Images containing localizable text could also give you a headache, you would need to either externalize such texts (and write them down just like any other HTML element), or prepare multilingual resources structure (i.e. put all images to directories named after language code ("en", "ja", "ko")).
The real challenge however, are hard-coded formatting tags like <b>, <i>, <u>, <strong>, etc. Nobody should use them nowadays, style classes should be used instead but the common practice is different. You would probably need to replace them with style classes; each element could have more than one style class, which to my surprise is not common knowledge (for example <p class="main boldText">).
OK, once you have your styles externalized, you would probably be forced to implement some sort of CSS Localization Mechanism. This is needed in the lights of what I wrote above. The easiest way to do that is to create directory structure similar to the one I mentioned before - "en" for English base CSS files, "ja" for Japanese and "ko" for Korean, so each language would have their own, separate set of CSS files. This is similar to UI skins, only in that case user won't be able to choose the skin, you will decide on which CSS to present them - you would detect language anyway.
As for in-line style definitions (<p style="whatever">), after you define CSS L10n Mechanism, you could override any style by forcing it with !important keyword. That is, unless somebody in his very wrong mind put this keyword to in-line style definition.
Concatenations
Well, this is your biggest challenge. Even people who understand the need of string externalization tend to concatenate the strings like this:
$result = $label + ": " + $product;
$message = "$your_basket_is + $basket_status + ".";
This poses serious problem for Internationalization (and if it is not resolved for Localization as well). That is because, the order of the sentence tend to be different after translating text into different language (this especially regards to Korean). Also, I showed you hard-coded punctuations, which are not necessary correct for Asian languages. That is what I have to go through on a daily basis :/
What you would probably need to do, is to remove such concatenations, or use some means of message formatting. The PHP example (taken directly from web page I am referencing) would be:
<?php
$fmt = new MessageFormatter("en_US", "{0,number,integer} monkeys on {1,number,integer} trees make {2,number} monkeys per tree");
echo $fmt->format(array(4560, 123, 4560/123));
$fmt = new MessageFormatter("de", "{0,number,integer} Affen auf {1,number,integer} Bäumen sind {2,number} Affen pro Baum");
echo $fmt->format(array(4560, 123, 4560/123));
?>
As you can see in this example, numbers are also formatted to much locale style. This leads us to:
Locale aware formatting
Dates, times, numbers and currencies or other similar information need to be formatted according to user-detected Locale. There is a slight difference here: you should attempt to do that, even if you do not support related language resources (do not have translations). Of course for currency symbol, you would use whatever is your real currency, not the user's default, but the format should respect end user's cultural background.
Summary
I have just presented you with a short introduction to multilingual web site design with focus on Japanese and Korean target markets. If at some point you would need to support Chinese Simplified as well, support for GB18030 encoding would be probably needed as well. This would be very challenging...

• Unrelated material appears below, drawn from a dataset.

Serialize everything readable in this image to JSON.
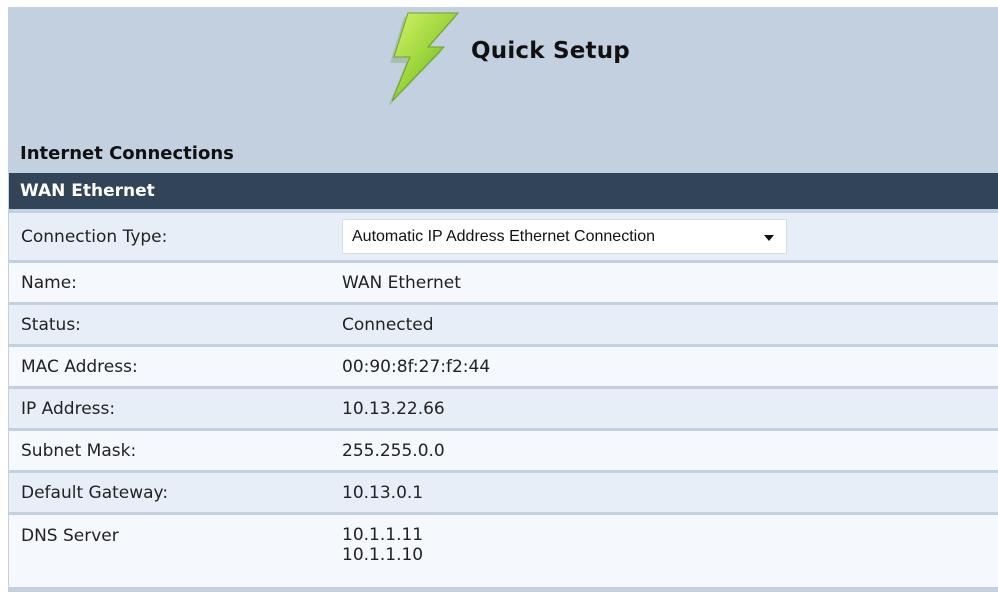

You do not want to store all your text as HTML entities. It'll drive you mad. The only reason to do this is if you need to serve your document in an ASCII encoding and cannot embed the characters directly. But in this day and age there's no reason for that; serve your document as UTF-8 and write and store your contents in UTF-8 and be done with it.
Whether or not to store translations in the database depends on many factors, including performance, caching, whether you need to be able to search for the text, whether the text should be editable by non-programmers etc. Usually .mo/.po translation files with gettext are a good way to go unless proven otherwise.